1. Does this price seem reasonable based on the following characteristics. I've read most people on this forum saying they can't judge unless they have seen the diamond (I don't have pictures), but does this price seem anywhere close to reasonable? I've seen this diamond in person and it looks good to me, but I'm not an expert and can't tell how well the diamond is cut. It seems cut on an Asscher is much more of an opinion than numbers like a round brilliant. This diamond is from a local jeweler and I've asked them about the diamond and they have told me about the different charcteristics and how they can change how the diamond looks, but I'm not sure if it is a good buy. I did see it next to three other diamonds with similar characteristics and thought it was the best one for my price range. The price is pretty comparable to the online stores (yes I found the exact same diamond on the online dealer list).

 

Shape: Square Emerald (Asscher)

Grader: GIA

Carat: 1.76

Measurements: 6.71x6.68x4.63 mm

Color: G

Clarity: VS1

Finish Polish: Ex

Symmetry: Ex

Fluorecence: None

Girdle: Thick

Culet: None

Price: $13,700

Table: 61%

Depth: 69.3%

 

2. I need advice on the appraisal process. I'm buying the diamond from one store and the setting from another because there is a particular setting that my girlfriend is set on and the store I'm buying the diamond from does not carry it.

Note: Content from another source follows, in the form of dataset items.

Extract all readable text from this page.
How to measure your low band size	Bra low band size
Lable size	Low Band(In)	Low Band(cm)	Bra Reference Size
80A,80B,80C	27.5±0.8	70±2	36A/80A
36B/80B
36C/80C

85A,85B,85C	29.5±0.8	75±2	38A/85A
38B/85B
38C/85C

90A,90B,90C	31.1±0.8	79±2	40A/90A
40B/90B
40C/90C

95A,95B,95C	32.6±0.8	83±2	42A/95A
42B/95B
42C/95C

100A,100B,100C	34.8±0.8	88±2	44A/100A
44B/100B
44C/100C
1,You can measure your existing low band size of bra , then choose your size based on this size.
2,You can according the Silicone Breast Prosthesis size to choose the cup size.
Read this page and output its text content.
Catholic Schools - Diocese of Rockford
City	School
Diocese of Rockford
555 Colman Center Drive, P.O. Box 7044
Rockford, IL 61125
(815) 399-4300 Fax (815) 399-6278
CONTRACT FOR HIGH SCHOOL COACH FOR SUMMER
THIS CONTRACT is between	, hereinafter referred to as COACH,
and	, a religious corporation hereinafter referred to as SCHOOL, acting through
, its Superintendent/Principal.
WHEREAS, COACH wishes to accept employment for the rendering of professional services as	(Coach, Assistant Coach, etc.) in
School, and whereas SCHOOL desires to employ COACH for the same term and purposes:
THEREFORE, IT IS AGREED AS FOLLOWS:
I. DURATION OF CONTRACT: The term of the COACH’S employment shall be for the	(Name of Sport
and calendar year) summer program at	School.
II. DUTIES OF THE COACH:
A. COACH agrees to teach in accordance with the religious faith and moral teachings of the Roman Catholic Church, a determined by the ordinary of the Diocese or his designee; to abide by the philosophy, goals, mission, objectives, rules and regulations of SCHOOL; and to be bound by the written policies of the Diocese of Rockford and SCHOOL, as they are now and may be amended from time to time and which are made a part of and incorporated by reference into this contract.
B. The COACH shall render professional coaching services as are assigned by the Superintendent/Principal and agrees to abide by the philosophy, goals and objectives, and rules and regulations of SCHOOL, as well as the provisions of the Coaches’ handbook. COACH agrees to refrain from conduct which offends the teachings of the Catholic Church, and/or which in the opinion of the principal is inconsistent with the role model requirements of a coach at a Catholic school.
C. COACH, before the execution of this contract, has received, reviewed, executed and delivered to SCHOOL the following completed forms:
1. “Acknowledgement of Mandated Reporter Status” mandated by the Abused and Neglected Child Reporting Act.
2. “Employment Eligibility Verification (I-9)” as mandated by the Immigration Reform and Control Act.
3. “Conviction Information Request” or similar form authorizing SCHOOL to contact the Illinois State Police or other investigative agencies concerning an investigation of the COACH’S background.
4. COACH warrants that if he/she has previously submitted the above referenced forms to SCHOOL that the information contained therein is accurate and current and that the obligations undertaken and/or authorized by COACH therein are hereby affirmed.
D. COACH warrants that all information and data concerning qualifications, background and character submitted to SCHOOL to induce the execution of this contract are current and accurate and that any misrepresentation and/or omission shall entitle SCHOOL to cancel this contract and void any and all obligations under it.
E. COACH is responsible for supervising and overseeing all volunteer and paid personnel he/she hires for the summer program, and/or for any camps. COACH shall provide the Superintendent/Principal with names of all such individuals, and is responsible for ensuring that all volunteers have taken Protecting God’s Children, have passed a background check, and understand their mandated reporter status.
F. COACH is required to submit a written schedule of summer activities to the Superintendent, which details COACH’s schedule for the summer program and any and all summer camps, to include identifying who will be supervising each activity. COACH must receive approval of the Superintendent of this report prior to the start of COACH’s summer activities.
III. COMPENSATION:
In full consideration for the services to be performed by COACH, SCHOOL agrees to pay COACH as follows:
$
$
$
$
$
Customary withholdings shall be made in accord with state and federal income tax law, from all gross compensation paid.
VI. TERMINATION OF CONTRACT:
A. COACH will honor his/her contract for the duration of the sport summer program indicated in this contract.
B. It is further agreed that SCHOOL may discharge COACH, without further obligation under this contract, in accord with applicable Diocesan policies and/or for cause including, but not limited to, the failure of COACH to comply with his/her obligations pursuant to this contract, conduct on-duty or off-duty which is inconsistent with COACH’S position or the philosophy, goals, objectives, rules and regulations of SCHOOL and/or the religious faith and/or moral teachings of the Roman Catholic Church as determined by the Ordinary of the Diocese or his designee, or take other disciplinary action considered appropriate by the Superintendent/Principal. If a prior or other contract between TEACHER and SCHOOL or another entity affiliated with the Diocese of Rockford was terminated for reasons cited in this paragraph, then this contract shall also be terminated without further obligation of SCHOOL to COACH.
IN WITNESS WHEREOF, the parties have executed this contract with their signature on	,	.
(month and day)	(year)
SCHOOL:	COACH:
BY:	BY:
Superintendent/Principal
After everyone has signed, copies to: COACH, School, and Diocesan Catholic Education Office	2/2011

Currently I have placed a deposit on the diamond. Once the setting is in from the other store (store display setting), I will pay the balance for the diamond and take it to the store with the setting (just to make sure it looks good). The store selling the diamond says they will include an appraisal with the diamond, but I've seen advice saying to take it to a third party appraiser. This is where it gets complicated. I want to send the diamond off to get laser inscribed with the GIA number (which the diamond store can send out for), but I'm assuming once that happens I have to stick with this diamond because it will be considered "custom." Should I pay the balance of the diamond and obtain the appraisal from the jewelry store and then take it to a third party appraiser before I send it to get inscribed to ensure the price and diamond is commensurate with fair market value and paperwork? The setting has to be ordered custom (4 weeks), therefore, I would only get an appraisal on the diamond. Should I get another appraisal after the diamond is placed in the setting, or should I wait until everything is put together to get an appraisal? If I go with the latter, that presents the problem of the inscription being on there already and passing the return period because of the wait time on the setting.

 

Sorry for the long post, but any advice is greatly appreciated from this first time buyer.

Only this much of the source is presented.